Yesterday I sat outside and let my thoughts drift with the clouds, and as the internal dark clouds began to clear up, the CEO of Teetotaling finally spoke up, calming the committee, working through the fantasy of what it would be like to drink again, to wander down the road of trying to moderate, of hangovers, of blowing up my life.

One of the other warning signs of pending relapse is that I stop doing the things that keep me moving "from the darkness of addiction to the light of recovery." I stop meditating. I stop my yoga practice. I stop exercising, getting outside, eating healthful foods. I am back on track now. I don't know why I derail. Perhaps it's part of the sobriety process, to pull away from all that is good for me. Perhaps I don't think I deserve all that is good for me. 
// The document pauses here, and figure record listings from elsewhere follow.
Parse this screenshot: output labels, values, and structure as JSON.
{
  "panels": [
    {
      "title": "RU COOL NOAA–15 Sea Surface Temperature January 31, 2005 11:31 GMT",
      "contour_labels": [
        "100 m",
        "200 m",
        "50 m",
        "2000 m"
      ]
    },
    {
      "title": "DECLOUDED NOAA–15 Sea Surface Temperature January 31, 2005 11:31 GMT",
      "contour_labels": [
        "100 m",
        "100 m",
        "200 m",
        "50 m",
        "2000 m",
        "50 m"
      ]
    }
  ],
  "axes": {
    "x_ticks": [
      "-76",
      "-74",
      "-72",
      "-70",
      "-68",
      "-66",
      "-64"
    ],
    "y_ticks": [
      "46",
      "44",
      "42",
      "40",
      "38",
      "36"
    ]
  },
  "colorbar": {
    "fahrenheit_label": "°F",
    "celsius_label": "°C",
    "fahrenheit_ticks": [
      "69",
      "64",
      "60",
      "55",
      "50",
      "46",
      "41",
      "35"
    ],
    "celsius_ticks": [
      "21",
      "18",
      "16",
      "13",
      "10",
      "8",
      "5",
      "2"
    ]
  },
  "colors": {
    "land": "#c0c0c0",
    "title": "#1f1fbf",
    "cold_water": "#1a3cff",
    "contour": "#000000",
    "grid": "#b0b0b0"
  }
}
I do deserve it, though, and if I have to keep reminding myself of that every second of every day, well, I'll do so.
Out of the pain of where we have been, many of us come to the mat in a hurry. Our self-study has revealed a universe of pain and loss, while at the same time it has intimated that there is a better way. Some work on the mat has brought some relief; therefore, we assume, more work on the mat will bring more relief. So we attend workshop after workshop, attempt postures of ever increasing difficulty. We are in a hurry to escape the pain we have been in and are still contending with, but our haste is self-defeating. Do not walk so fast. The pain you wish to escape is everywhere. Do not walk so fast. The grace you seek is everywhere. 
~ Rolf Gates & Katrina Kenison, Meditations From The Mat
I read that this morning and it was the perfect message for me. In addition to social media, I keep signing up for workshop after workshop, overwhelming myself with more, more, more. I cannot possibly listen to all the talks, do all the yoga, read all the books and blogs and emails. Today I will begin to dismantle the chaos I created by unsubscribing, cutting back, simplifying my life and email.

Life is complicated because I make it so. It is time to slow down, to be present, to accept, to stop thinking of myself as separate from life. It is time to live from a place of love.